The statesman is for ever coming to terms with others. In a democratic polity in the postmodern world the dialectic of compromise prevails all the way down, as postmodernism is characterised by eclecticism. While artists and scientists reject compromise, march ahead on their own and bet on the consent of the future, statesmen require consent now if they are to achieve anything. The artist and the scientist have time and space; the statesman has little enough of either, especially in the postmodern world.
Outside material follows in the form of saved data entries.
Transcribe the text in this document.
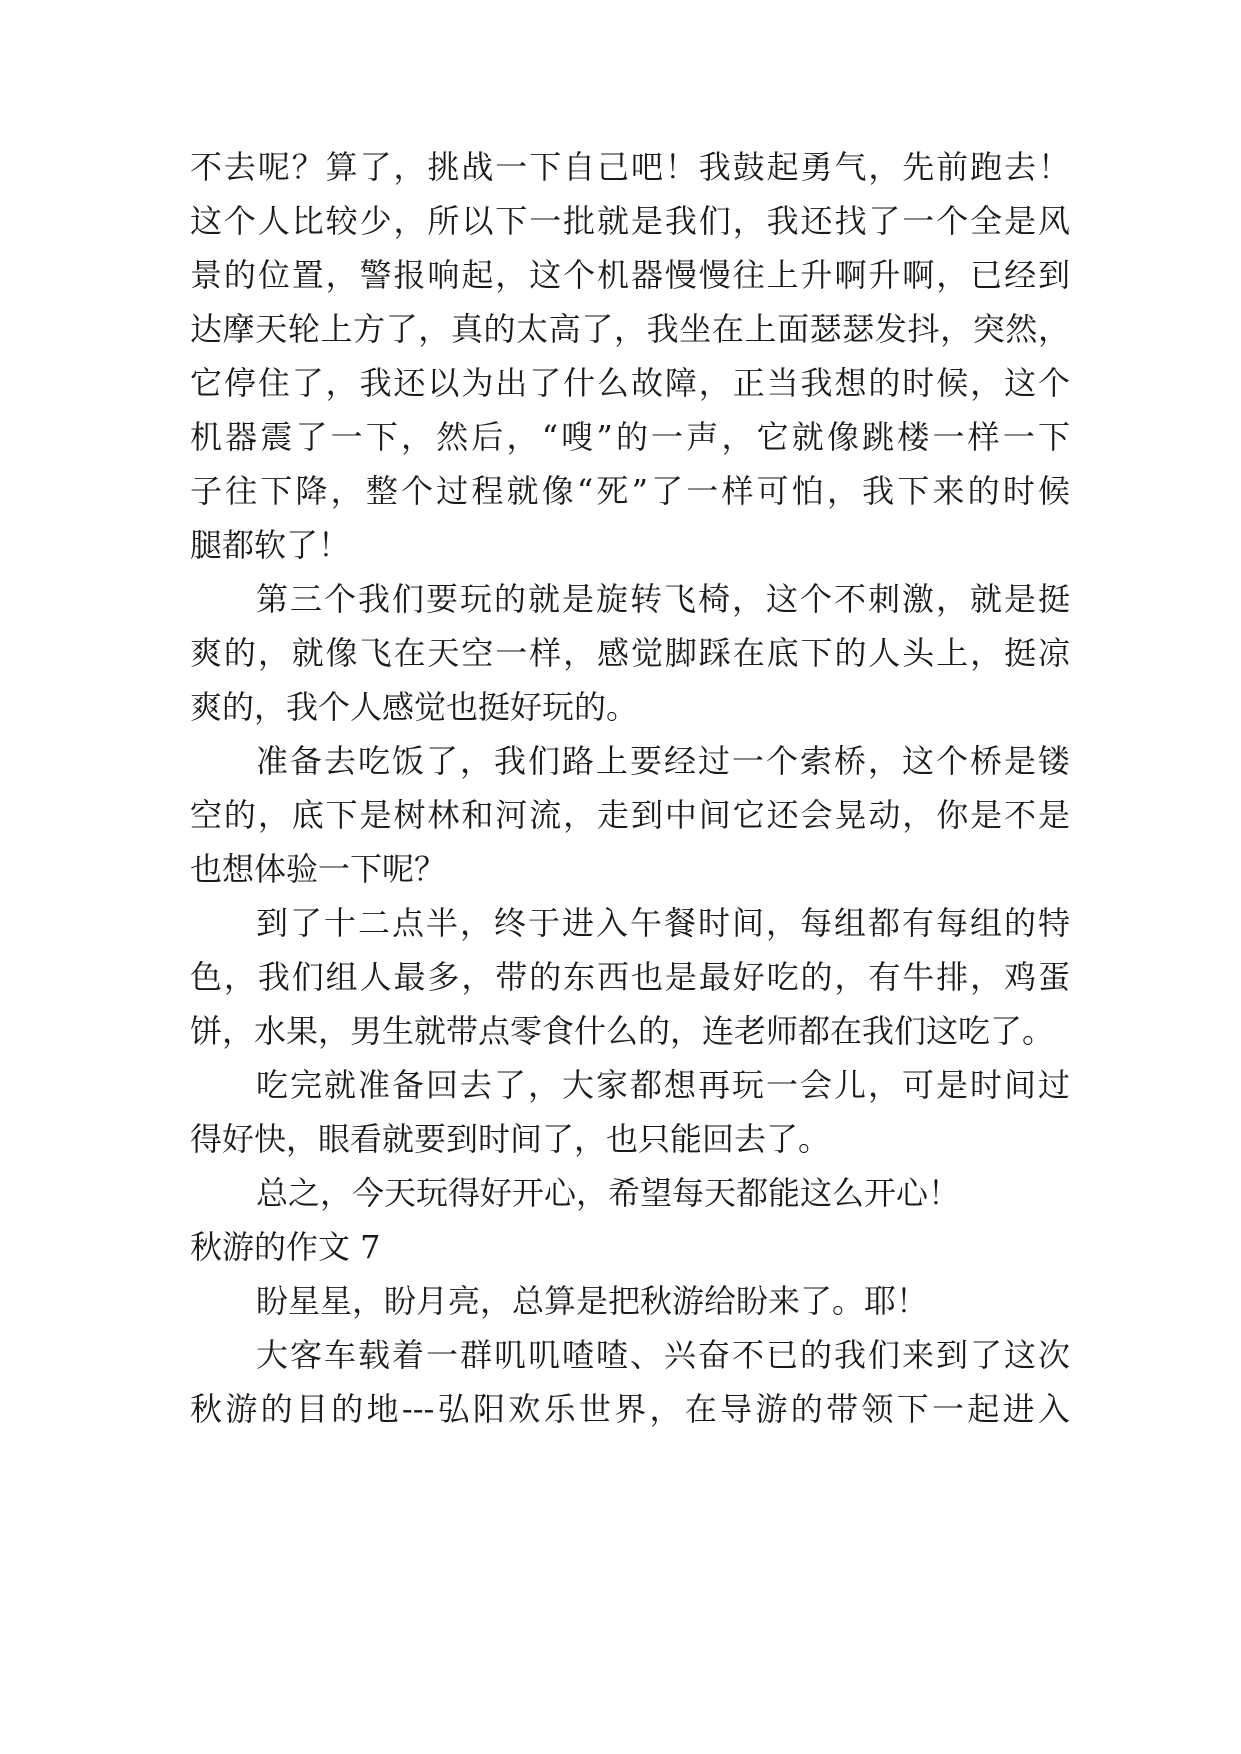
不去呢？算了，挑战一下自己吧！我鼓起勇气，先前跑去！
这个人比较少，所以下一批就是我们，我还找了一个全是风
景的位置，警报响起，这个机器慢慢往上升啊升啊，已经到
达摩天轮上方了，真的太高了，我坐在上面瑟瑟发抖，突然，
它停住了，我还以为出了什么故障，正当我想的时候，这个
机器震了一下，然后，“嗖”的一声，它就像跳楼一样一下
子往下降，整个过程就像“死”了一样可怕，我下来的时候
腿都软了！
第三个我们要玩的就是旋转飞椅，这个不刺激，就是挺
爽的，就像飞在天空一样，感觉脚踩在底下的人头上，挺凉
爽的，我个人感觉也挺好玩的。
准备去吃饭了，我们路上要经过一个索桥，这个桥是镂
空的，底下是树林和河流，走到中间它还会晃动，你是不是
也想体验一下呢？
到了十二点半，终于进入午餐时间，每组都有每组的特
色，我们组人最多，带的东西也是最好吃的，有牛排，鸡蛋
饼，水果，男生就带点零食什么的，连老师都在我们这吃了。
吃完就准备回去了，大家都想再玩一会儿，可是时间过
得好快，眼看就要到时间了，也只能回去了。
总之，今天玩得好开心，希望每天都能这么开心！
秋游的作文 7
盼星星，盼月亮，总算是把秋游给盼来了。耶！
大客车载着一群叽叽喳喳、兴奋不已的我们来到了这次
秋游的目的地---弘阳欢乐世界，在导游的带领下一起进入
Humanity has never needed great leadership more urgently than it does in the postmodern world characterised by complexity and uncertainty, and leadership has never more urgently needed the collaboration and criticism of an ardent and informed people living in heterotopia.

With the departure of Benazir Bhutto, Pakistan is bereft of a leader who understood the complexity of the postmodern world. But history does not stop. My beloved country is capable of producing leaders who can cope with the postmodern world.

We look forward to Benazir inspiring and producing Benazirs who will fulfil the unfinished task of completing the renaissance and reformation in our country. Millions are waiting for the one:Kanton ki zuban sookh gai pyas sey ya Rab

Koi abla pa iss wadi-i-purkhar mein aaway

The thorns have dried of thirst, O God/May someone with blistered feet come to this vale of thorns (Ghalib).